Geboden branden is een andere manier om duindoorns te bestrijden in aan vuur aangepaste ecosystemen. Een brand doodt volwassen planten, maar uitlopers kunnen uit de wortels en stammen komen.

Er zijn ook verschillende chemische methoden (tabel 1) beschikbaar voor de bestrijding van wegedoorn. Deze worden over het algemeen toegepast op de stronken na het kappen om uitlopen te voorkomen. Er zijn momenteel geen biologische bestrijdingsmethoden voor duindoorn bekend. Het onderzoek naar biologische bestrijding van wegedoorn is nog gaande.
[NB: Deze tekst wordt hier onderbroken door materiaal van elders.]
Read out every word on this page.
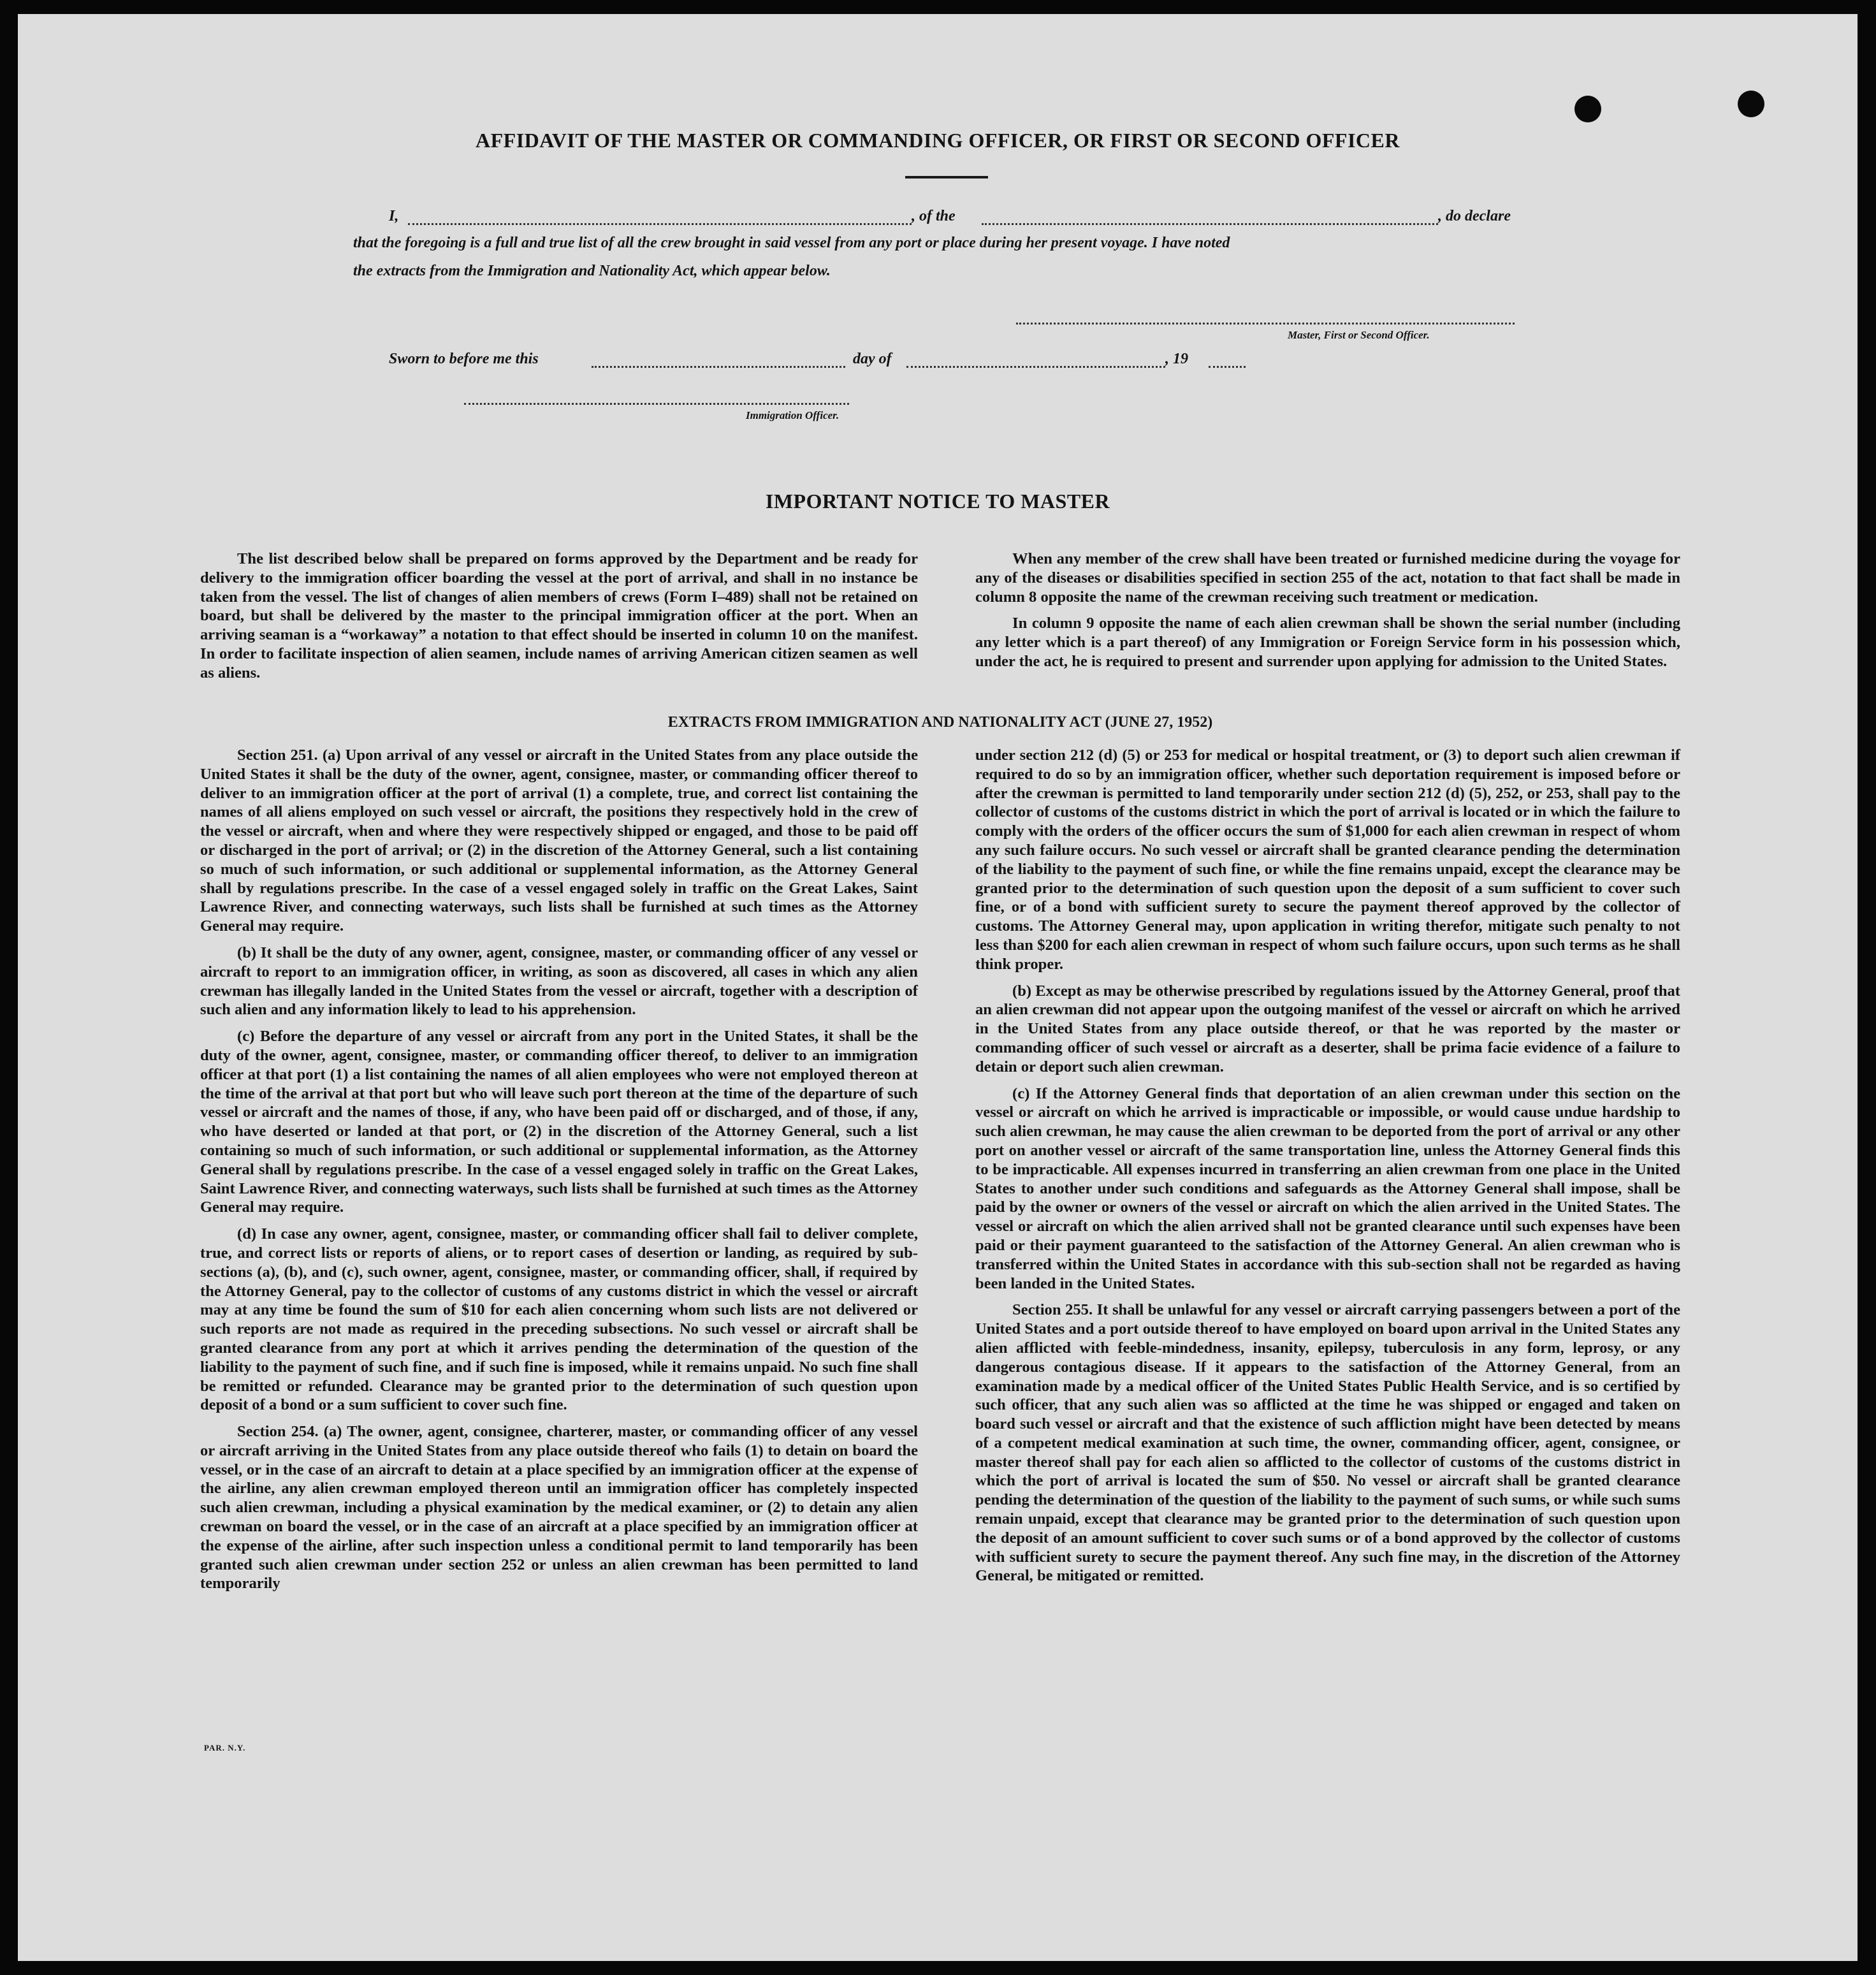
AFFIDAVIT OF THE MASTER OR COMMANDING OFFICER, OR FIRST OR SECOND OFFICER
I,	, of the	, do declare
that the foregoing is a full and true list of all the crew brought in said vessel from any port or place during her present voyage. I have noted
the extracts from the Immigration and Nationality Act, which appear below.
Master, First or Second Officer.
Sworn to before me this	day of	, 19
Immigration Officer.
IMPORTANT NOTICE TO MASTER

The list described below shall be prepared on forms approved by the Department and be ready for delivery to the immigration officer boarding the vessel at the port of arrival, and shall in no instance be taken from the vessel. The list of changes of alien members of crews (Form I–489) shall not be retained on board, but shall be delivered by the master to the principal immigration officer at the port. When an arriving seaman is a “workaway” a notation to that effect should be inserted in column 10 on the manifest. In order to facilitate inspection of alien seamen, include names of arriving American citizen seamen as well as aliens.

When any member of the crew shall have been treated or furnished medicine during the voyage for any of the diseases or disabilities specified in section 255 of the act, notation to that fact shall be made in column 8 opposite the name of the crewman receiving such treatment or medication.

In column 9 opposite the name of each alien crewman shall be shown the serial number (including any letter which is a part thereof) of any Immigration or Foreign Service form in his possession which, under the act, he is required to present and surrender upon applying for admission to the United States.

EXTRACTS FROM IMMIGRATION AND NATIONALITY ACT (JUNE 27, 1952)

Section 251. (a) Upon arrival of any vessel or aircraft in the United States from any place outside the United States it shall be the duty of the owner, agent, consignee, master, or commanding officer thereof to deliver to an immigration officer at the port of arrival (1) a complete, true, and correct list containing the names of all aliens employed on such vessel or aircraft, the positions they respectively hold in the crew of the vessel or aircraft, when and where they were respectively shipped or engaged, and those to be paid off or discharged in the port of arrival; or (2) in the discretion of the Attorney General, such a list containing so much of such information, or such additional or supplemental information, as the Attorney General shall by regulations prescribe. In the case of a vessel engaged solely in traffic on the Great Lakes, Saint Lawrence River, and connecting waterways, such lists shall be furnished at such times as the Attorney General may require.

(b) It shall be the duty of any owner, agent, consignee, master, or commanding officer of any vessel or aircraft to report to an immigration officer, in writing, as soon as discovered, all cases in which any alien crewman has illegally landed in the United States from the vessel or aircraft, together with a description of such alien and any information likely to lead to his apprehension.

(c) Before the departure of any vessel or aircraft from any port in the United States, it shall be the duty of the owner, agent, consignee, master, or commanding officer thereof, to deliver to an immigration officer at that port (1) a list containing the names of all alien employees who were not employed thereon at the time of the arrival at that port but who will leave such port thereon at the time of the departure of such vessel or aircraft and the names of those, if any, who have been paid off or discharged, and of those, if any, who have deserted or landed at that port, or (2) in the discretion of the Attorney General, such a list containing so much of such information, or such additional or supplemental information, as the Attorney General shall by regulations prescribe. In the case of a vessel engaged solely in traffic on the Great Lakes, Saint Lawrence River, and connecting waterways, such lists shall be furnished at such times as the Attorney General may require.

(d) In case any owner, agent, consignee, master, or commanding officer shall fail to deliver complete, true, and correct lists or reports of aliens, or to report cases of desertion or landing, as required by sub-sections (a), (b), and (c), such owner, agent, consignee, master, or commanding officer, shall, if required by the Attorney General, pay to the collector of customs of any customs district in which the vessel or aircraft may at any time be found the sum of $10 for each alien concerning whom such lists are not delivered or such reports are not made as required in the preceding subsections. No such vessel or aircraft shall be granted clearance from any port at which it arrives pending the determination of the question of the liability to the payment of such fine, and if such fine is imposed, while it remains unpaid. No such fine shall be remitted or refunded. Clearance may be granted prior to the determination of such question upon deposit of a bond or a sum sufficient to cover such fine.

Section 254. (a) The owner, agent, consignee, charterer, master, or commanding officer of any vessel or aircraft arriving in the United States from any place outside thereof who fails (1) to detain on board the vessel, or in the case of an aircraft to detain at a place specified by an immigration officer at the expense of the airline, any alien crewman employed thereon until an immigration officer has completely inspected such alien crewman, including a physical examination by the medical examiner, or (2) to detain any alien crewman on board the vessel, or in the case of an aircraft at a place specified by an immigration officer at the expense of the airline, after such inspection unless a conditional permit to land temporarily has been granted such alien crewman under section 252 or unless an alien crewman has been permitted to land temporarily

under section 212 (d) (5) or 253 for medical or hospital treatment, or (3) to deport such alien crewman if required to do so by an immigration officer, whether such deportation requirement is imposed before or after the crewman is permitted to land temporarily under section 212 (d) (5), 252, or 253, shall pay to the collector of customs of the customs district in which the port of arrival is located or in which the failure to comply with the orders of the officer occurs the sum of $1,000 for each alien crewman in respect of whom any such failure occurs. No such vessel or aircraft shall be granted clearance pending the determination of the liability to the payment of such fine, or while the fine remains unpaid, except the clearance may be granted prior to the determination of such question upon the deposit of a sum sufficient to cover such fine, or of a bond with sufficient surety to secure the payment thereof approved by the collector of customs. The Attorney General may, upon application in writing therefor, mitigate such penalty to not less than $200 for each alien crewman in respect of whom such failure occurs, upon such terms as he shall think proper.

(b) Except as may be otherwise prescribed by regulations issued by the Attorney General, proof that an alien crewman did not appear upon the outgoing manifest of the vessel or aircraft on which he arrived in the United States from any place outside thereof, or that he was reported by the master or commanding officer of such vessel or aircraft as a deserter, shall be prima facie evidence of a failure to detain or deport such alien crewman.

(c) If the Attorney General finds that deportation of an alien crewman under this section on the vessel or aircraft on which he arrived is impracticable or impossible, or would cause undue hardship to such alien crewman, he may cause the alien crewman to be deported from the port of arrival or any other port on another vessel or aircraft of the same transportation line, unless the Attorney General finds this to be impracticable. All expenses incurred in transferring an alien crewman from one place in the United States to another under such conditions and safeguards as the Attorney General shall impose, shall be paid by the owner or owners of the vessel or aircraft on which the alien arrived in the United States. The vessel or aircraft on which the alien arrived shall not be granted clearance until such expenses have been paid or their payment guaranteed to the satisfaction of the Attorney General. An alien crewman who is transferred within the United States in accordance with this sub-section shall not be regarded as having been landed in the United States.

Section 255. It shall be unlawful for any vessel or aircraft carrying passengers between a port of the United States and a port outside thereof to have employed on board upon arrival in the United States any alien afflicted with feeble-mindedness, insanity, epilepsy, tuberculosis in any form, leprosy, or any dangerous contagious disease. If it appears to the satisfaction of the Attorney General, from an examination made by a medical officer of the United States Public Health Service, and is so certified by such officer, that any such alien was so afflicted at the time he was shipped or engaged and taken on board such vessel or aircraft and that the existence of such affliction might have been detected by means of a competent medical examination at such time, the owner, commanding officer, agent, consignee, or master thereof shall pay for each alien so afflicted to the collector of customs of the customs district in which the port of arrival is located the sum of $50. No vessel or aircraft shall be granted clearance pending the determination of the question of the liability to the payment of such sums, or while such sums remain unpaid, except that clearance may be granted prior to the determination of such question upon the deposit of an amount sufficient to cover such sums or of a bond approved by the collector of customs with sufficient surety to secure the payment thereof. Any such fine may, in the discretion of the Attorney General, be mitigated or remitted.

PAR. N.Y.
Tabel 1. Herbiciden die doeltreffend zijn tegen wegedoorn (Rhamnus cathartica)

Chemische naam Gebruik
Triclopyr amine Gesneden stronk
Triclopyr ester Gesneden stronk of basale schors
Glyfosaat Gesneden stronk

(MNDNR 2008)

Verspreidingskaart New York

Deze kaart toont bevestigde waarnemingen (groene punten) die zijn ingediend bij de NYS Invasive Species Database. Afwezigheid van gegevens betekent niet noodzakelijk dat de soort op die plaats niet voorkomt, maar dat hij daar niet is gemeld. Voor meer informatie kunt u terecht op iMapInvasives.

Geef een antwoord

Het e-mailadres wordt niet gepubliceerd.